# Plants Treated With Copper



## Jhncf (5 Aug 2014)

I've had a look on eBay and all of the plant packs have been treated with copper, is there no way I could keep shrimp if I put these in the tank? If not straight away, could I add the shrimp at a later date?


----------



## Sacha (5 Aug 2014)

You could add them at a later date but why not just buy high quality plants from a European source? Check out the forum sponsors. I favour Tropica 1- 2- grow plants. They are tissue culture so guaranteed 100% plant and nothing else


----------



## Jhncf (5 Aug 2014)

Because the only place I see them is in Pets At Home and they're expensive compared to the bunches that I can buy online, although the Tropica plants are usually larger and more healthy looking. Biggest thing is that I like to get a large selection and see what grows and what doesn't, which is expensive if i'm buying single Tropica plants. How long would I have to wait before adding shrimp? Is it just a case of removing it with water changes?


----------



## BigTom (5 Aug 2014)

Buying cheap plants from the Far East is an absolute crap shoot if keeping shrimp. Plenty of accounts on here and elsewhere of shrimp wipeouts after receiving plants treated with pyrethroid and neonicotinoid pesticides, the later of which are especially pernicious and hard to remove.

Having lost all my shrimp twice to the above I'll never buy cheap imports again. You also tend to get better quality with EU grown plants, but where possible I buy from other members on here, or garden centres/pond suppliers for plants like hairgrass and Lileaopsis.

I'm all for saving money where possible, but it often seems to be a false economy when it comes to commercial aquarium plants.

Sent from my LT30p using Tapatalk


----------



## Jhncf (5 Aug 2014)

Fair enough, I suppose in the past when i've used these plants i've only had fish in the tank.

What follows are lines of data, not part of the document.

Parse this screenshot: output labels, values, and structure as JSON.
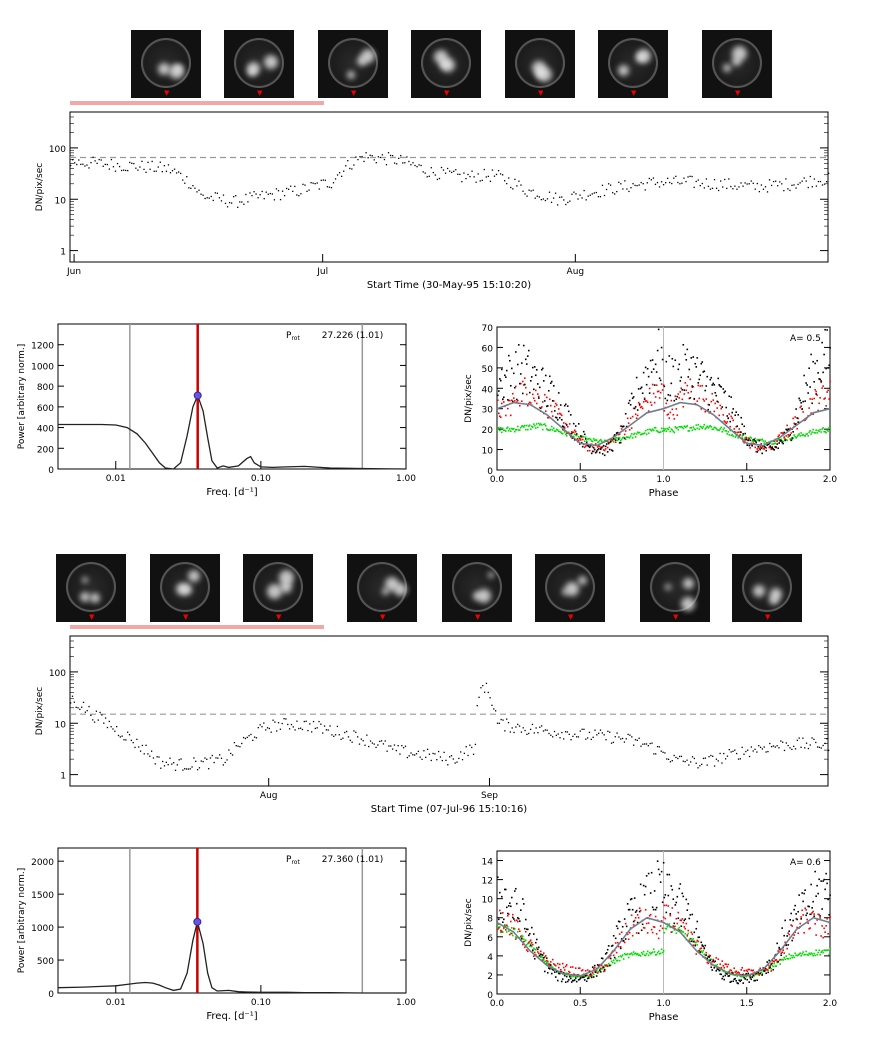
{
  "chart_data": [
    {
      "type": "scatter",
      "panel": "light-curve-1",
      "ylabel": "DN/pix/sec",
      "xlabel": "Start Time (30-May-95 15:10:20)",
      "y_scale": "log",
      "ylim": [
        0.6,
        500
      ],
      "y_ticks": [
        "1",
        "10",
        "100"
      ],
      "x_ticks": [
        "Jun",
        "Jul",
        "Aug"
      ],
      "threshold_line": 65,
      "series": [
        {
          "x_day": [
            0,
            4,
            8,
            12,
            16,
            20,
            24,
            28,
            32,
            36,
            40,
            44,
            48,
            52,
            56,
            60,
            64,
            68,
            72,
            76,
            80,
            84,
            88,
            92
          ],
          "values": [
            55,
            50,
            45,
            40,
            12,
            9,
            12,
            15,
            22,
            70,
            60,
            35,
            28,
            30,
            15,
            10,
            14,
            18,
            22,
            22,
            20,
            18,
            20,
            25
          ]
        }
      ],
      "thumbnails": 7
    },
    {
      "type": "line",
      "panel": "periodogram-1",
      "ylabel": "Power [arbitrary norm.]",
      "xlabel": "Freq. [d⁻¹]",
      "x_scale": "log",
      "xlim": [
        0.004,
        1.0
      ],
      "ylim": [
        0,
        1400
      ],
      "x_ticks": [
        "0.01",
        "0.10",
        "1.00"
      ],
      "y_ticks": [
        "0",
        "200",
        "400",
        "600",
        "800",
        "1000",
        "1200"
      ],
      "annotation_label": "P",
      "annotation_sub": "rot",
      "annotation_value": "27.226 (1.01)",
      "peak": {
        "freq": 0.0367,
        "power": 710
      },
      "vlines": [
        0.0125,
        0.0367,
        0.5
      ],
      "series": [
        {
          "freq": [
            0.004,
            0.006,
            0.008,
            0.01,
            0.012,
            0.014,
            0.016,
            0.018,
            0.02,
            0.022,
            0.025,
            0.028,
            0.031,
            0.034,
            0.0367,
            0.04,
            0.043,
            0.046,
            0.05,
            0.055,
            0.06,
            0.07,
            0.08,
            0.085,
            0.09,
            0.1,
            0.12,
            0.15,
            0.2,
            0.3,
            0.5,
            1.0
          ],
          "power": [
            430,
            430,
            430,
            425,
            400,
            340,
            250,
            150,
            60,
            10,
            0,
            60,
            320,
            600,
            710,
            560,
            300,
            80,
            10,
            30,
            15,
            30,
            100,
            120,
            60,
            20,
            15,
            20,
            25,
            10,
            5,
            0
          ]
        }
      ]
    },
    {
      "type": "scatter",
      "panel": "phase-1",
      "ylabel": "DN/pix/sec",
      "xlabel": "Phase",
      "xlim": [
        0.0,
        2.0
      ],
      "ylim": [
        0,
        70
      ],
      "x_ticks": [
        "0.0",
        "0.5",
        "1.0",
        "1.5",
        "2.0"
      ],
      "y_ticks": [
        "0",
        "10",
        "20",
        "30",
        "40",
        "50",
        "60",
        "70"
      ],
      "annotation": "A= 0.5",
      "model": {
        "phase": [
          0.0,
          0.1,
          0.2,
          0.3,
          0.4,
          0.5,
          0.6,
          0.7,
          0.8,
          0.9,
          1.0
        ],
        "values": [
          30,
          33,
          32,
          27,
          20,
          13,
          12,
          16,
          22,
          28,
          30
        ]
      },
      "series": [
        {
          "name": "",
          "color": "#000000",
          "phase": [
            0.05,
            0.15,
            0.25,
            0.35,
            0.45,
            0.55,
            0.65,
            0.75,
            0.85,
            0.95
          ],
          "values": [
            45,
            50,
            42,
            35,
            22,
            12,
            10,
            18,
            40,
            55
          ]
        },
        {
          "name": "",
          "color": "#ff0000",
          "phase": [
            0.05,
            0.15,
            0.25,
            0.35,
            0.45,
            0.55,
            0.65,
            0.75,
            0.85,
            0.95
          ],
          "values": [
            30,
            40,
            35,
            28,
            18,
            11,
            12,
            20,
            30,
            38
          ]
        },
        {
          "name": "",
          "color": "#00dd00",
          "phase": [
            0.05,
            0.15,
            0.25,
            0.35,
            0.45,
            0.55,
            0.65,
            0.75,
            0.85,
            0.95
          ],
          "values": [
            20,
            21,
            22,
            20,
            17,
            15,
            14,
            16,
            18,
            20
          ]
        }
      ]
    },
    {
      "type": "scatter",
      "panel": "light-curve-2",
      "ylabel": "DN/pix/sec",
      "xlabel": "Start Time (07-Jul-96 15:10:16)",
      "y_scale": "log",
      "ylim": [
        0.6,
        500
      ],
      "y_ticks": [
        "1",
        "10",
        "100"
      ],
      "x_ticks": [
        "Aug",
        "Sep"
      ],
      "threshold_line": 15,
      "series": [
        {
          "x_day": [
            0,
            3,
            6,
            9,
            12,
            15,
            18,
            21,
            24,
            27,
            30,
            33,
            36,
            40,
            44,
            48,
            52,
            55,
            56,
            58,
            62,
            66,
            70,
            74,
            78,
            82,
            86,
            90,
            94,
            98,
            102
          ],
          "values": [
            30,
            15,
            8,
            4,
            1.8,
            1.6,
            1.7,
            2,
            5,
            9,
            10,
            9,
            7,
            5,
            3,
            2.5,
            2,
            3.5,
            60,
            10,
            8,
            7,
            6,
            5.5,
            4,
            2,
            1.7,
            2.5,
            3.5,
            4,
            4
          ]
        }
      ],
      "thumbnails": 8
    },
    {
      "type": "line",
      "panel": "periodogram-2",
      "ylabel": "Power [arbitrary norm.]",
      "xlabel": "Freq. [d⁻¹]",
      "x_scale": "log",
      "xlim": [
        0.004,
        1.0
      ],
      "ylim": [
        0,
        2200
      ],
      "x_ticks": [
        "0.01",
        "0.10",
        "1.00"
      ],
      "y_ticks": [
        "0",
        "500",
        "1000",
        "1500",
        "2000"
      ],
      "annotation_label": "P",
      "annotation_sub": "rot",
      "annotation_value": "27.360 (1.01)",
      "peak": {
        "freq": 0.0365,
        "power": 1080
      },
      "vlines": [
        0.0125,
        0.0365,
        0.5
      ],
      "series": [
        {
          "freq": [
            0.004,
            0.006,
            0.008,
            0.01,
            0.012,
            0.014,
            0.016,
            0.018,
            0.02,
            0.022,
            0.025,
            0.028,
            0.031,
            0.034,
            0.0365,
            0.04,
            0.043,
            0.046,
            0.05,
            0.06,
            0.07,
            0.08,
            0.1,
            0.15,
            0.2,
            0.3,
            0.5,
            1.0
          ],
          "power": [
            80,
            90,
            100,
            110,
            130,
            150,
            160,
            150,
            120,
            80,
            40,
            60,
            300,
            800,
            1080,
            750,
            300,
            80,
            30,
            40,
            20,
            15,
            10,
            10,
            5,
            5,
            0,
            0
          ]
        }
      ]
    },
    {
      "type": "scatter",
      "panel": "phase-2",
      "ylabel": "DN/pix/sec",
      "xlabel": "Phase",
      "xlim": [
        0.0,
        2.0
      ],
      "ylim": [
        0,
        15
      ],
      "x_ticks": [
        "0.0",
        "0.5",
        "1.0",
        "1.5",
        "2.0"
      ],
      "y_ticks": [
        "0",
        "2",
        "4",
        "6",
        "8",
        "10",
        "12",
        "14"
      ],
      "annotation": "A= 0.6",
      "model": {
        "phase": [
          0.0,
          0.1,
          0.2,
          0.3,
          0.4,
          0.5,
          0.6,
          0.7,
          0.8,
          0.9,
          1.0
        ],
        "values": [
          7.5,
          6.5,
          4.5,
          3,
          2.1,
          1.9,
          2.6,
          4.5,
          6.8,
          8,
          7.5
        ]
      },
      "series": [
        {
          "name": "",
          "color": "#000000",
          "phase": [
            0.05,
            0.15,
            0.25,
            0.35,
            0.45,
            0.55,
            0.65,
            0.75,
            0.85,
            0.95
          ],
          "values": [
            10,
            8,
            4,
            2,
            1.6,
            2,
            3.5,
            7,
            9,
            11
          ]
        },
        {
          "name": "",
          "color": "#ff0000",
          "phase": [
            0.05,
            0.15,
            0.25,
            0.35,
            0.45,
            0.55,
            0.65,
            0.75,
            0.85,
            0.95
          ],
          "values": [
            8,
            6,
            4,
            3,
            2.5,
            2.2,
            3,
            6,
            8,
            7
          ]
        },
        {
          "name": "",
          "color": "#00dd00",
          "phase": [
            0.05,
            0.15,
            0.25,
            0.35,
            0.45,
            0.55,
            0.65,
            0.75,
            0.85,
            0.95
          ],
          "values": [
            7,
            6,
            4,
            2.5,
            2,
            2,
            3,
            4,
            4.3,
            4.5
          ]
        }
      ]
    }
  ]
}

Will have a look in Pets at Home tomorrow, any idea if there is any difficulty rating on Tropica plants? I don't trust a word that comes out a PAH employees mouth. Another question, will Seachem Flourish fertilizer affect shrimp with the copper it contains? It says it contains 0.0001% copper.


----------



## BigTom (5 Aug 2014)

Copper in ferts shouldn't be anything to worry about.

I believe Tropica plants have some sort of light/co2 requirement on the label but I'd take them with a pinch of salt. PaH don't tend to look after their plants terribly well so if they're looking past their best you might be better off waiting for a fresh delivery or ordering online.

Sent from my LT30p using Tapatalk


----------



## Jhncf (6 Aug 2014)

Hopefully they'll have some healthy plants in, i'll have a look anyway. Thanks again for the help.


----------



## mr. luke (6 Aug 2014)

I think wednesday is PAH plant delivery day


----------